Research Spotlight: Prophylactic efficacy against Mycobacterium tuberculosis using ID93 and lipid-based adjuvant formulations in the mouse model

Posted on October 22, 2021


Tb Research Susan Baldwin Spotlight

Globally, tuberculosis, a treatable and preventable disease, kills 1.6 million people every year. A latent form of tuberculosis, Mycobacterium tuberculosis (Mtb), is estimated to infect nearly a quarter of the world’s total population. It is imperative that we as a scientific community find alternatives to the current TB vaccines being used today. Keep reading to learn more about a research team doing just that!


Why do we need to investigate more TB vaccines if the current vaccine is working?

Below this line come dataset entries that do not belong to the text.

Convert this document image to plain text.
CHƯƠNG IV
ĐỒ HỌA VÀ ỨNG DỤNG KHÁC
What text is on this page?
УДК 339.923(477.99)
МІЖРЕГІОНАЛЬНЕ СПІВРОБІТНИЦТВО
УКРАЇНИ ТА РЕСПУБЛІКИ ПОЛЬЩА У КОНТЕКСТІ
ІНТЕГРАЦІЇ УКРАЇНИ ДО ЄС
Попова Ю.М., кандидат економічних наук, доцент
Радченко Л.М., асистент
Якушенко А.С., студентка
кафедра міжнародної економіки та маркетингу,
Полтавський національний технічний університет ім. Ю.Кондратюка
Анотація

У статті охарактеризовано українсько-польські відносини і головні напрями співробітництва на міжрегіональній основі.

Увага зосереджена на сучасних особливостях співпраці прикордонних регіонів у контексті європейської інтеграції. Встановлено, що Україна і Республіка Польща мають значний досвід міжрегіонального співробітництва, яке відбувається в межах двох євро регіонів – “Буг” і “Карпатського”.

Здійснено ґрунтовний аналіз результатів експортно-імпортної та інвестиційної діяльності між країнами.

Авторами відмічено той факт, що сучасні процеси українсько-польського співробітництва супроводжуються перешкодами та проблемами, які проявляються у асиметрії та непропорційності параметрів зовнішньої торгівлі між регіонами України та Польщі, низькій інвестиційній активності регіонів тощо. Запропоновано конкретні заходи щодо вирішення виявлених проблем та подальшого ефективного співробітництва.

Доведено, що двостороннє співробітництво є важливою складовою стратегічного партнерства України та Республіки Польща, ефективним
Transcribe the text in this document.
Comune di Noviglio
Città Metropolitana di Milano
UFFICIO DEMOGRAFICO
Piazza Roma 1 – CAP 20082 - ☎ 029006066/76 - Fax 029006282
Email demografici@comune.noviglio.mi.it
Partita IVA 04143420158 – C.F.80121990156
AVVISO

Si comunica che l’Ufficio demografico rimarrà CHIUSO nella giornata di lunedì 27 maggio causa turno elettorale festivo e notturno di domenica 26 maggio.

Drug-resistant TB is becoming more and more of a threat. But aside from this, there are other issues associated with having only the currently approved vaccine for the treatment and prevention of TB. Some of these issues are the cost of the current goods used in the vaccine, supply chain related to the goods used in the vaccine, and possible improvement of the vaccine’s efficacy against latent Mtb. If there are more options of viable treatments for TB, we have a better chance of being able to make and provide these treatments to a larger portion of the population.

Current Efforts to Develop A New Vaccine for TB at Seattle Children’s Research Institute

Recent vaccine prevention of disease trials (POD) have given much hope to subunit vaccines and their utilization in the treatment and prevention of TB. Subunit vaccines differ from traditional vaccines in that only one or a few components of the original pathogen, called antigens, are used in the vaccine. These antigens are highly purified or synthetic and are considered much safer than whole-pathogen vaccines. The use of subunit vaccines has been challenging due to their weakness and lower stability compared to whole-pathogen vaccines. So, antigens alone are not capable of producing the desired immunogenicity to a pathogen – how can we increase the immune response generated by a subunit vaccine? In one word, adjuvants.

Dr. Susan Baldwin and the Coler Research Group from the Seattle Children’s Research Institute partnered with the Infectious Disease Research Institute and the Department of Global Health of the University of Washington to investigate the use of a liposomal adjuvanted antigen formulation in the preventative treatment of TB. The adjuvant used for this study was Avanti’s GLA (Monophosphoryl Lipid A (synthetic) (PHAD)).

The full formulation consisted of four Mtb proteins, GLA, and QS-21 formed into aqueous nanosuspensions, stable emulsions, or one of three types of liposomes. The liposomal carriers used for this study were PEGylated (DPPC:DSPE-PEG2000:cholesterol), anionic (DPPC:DPPG:cholesterol), and neutral (DOPC:cholesterol).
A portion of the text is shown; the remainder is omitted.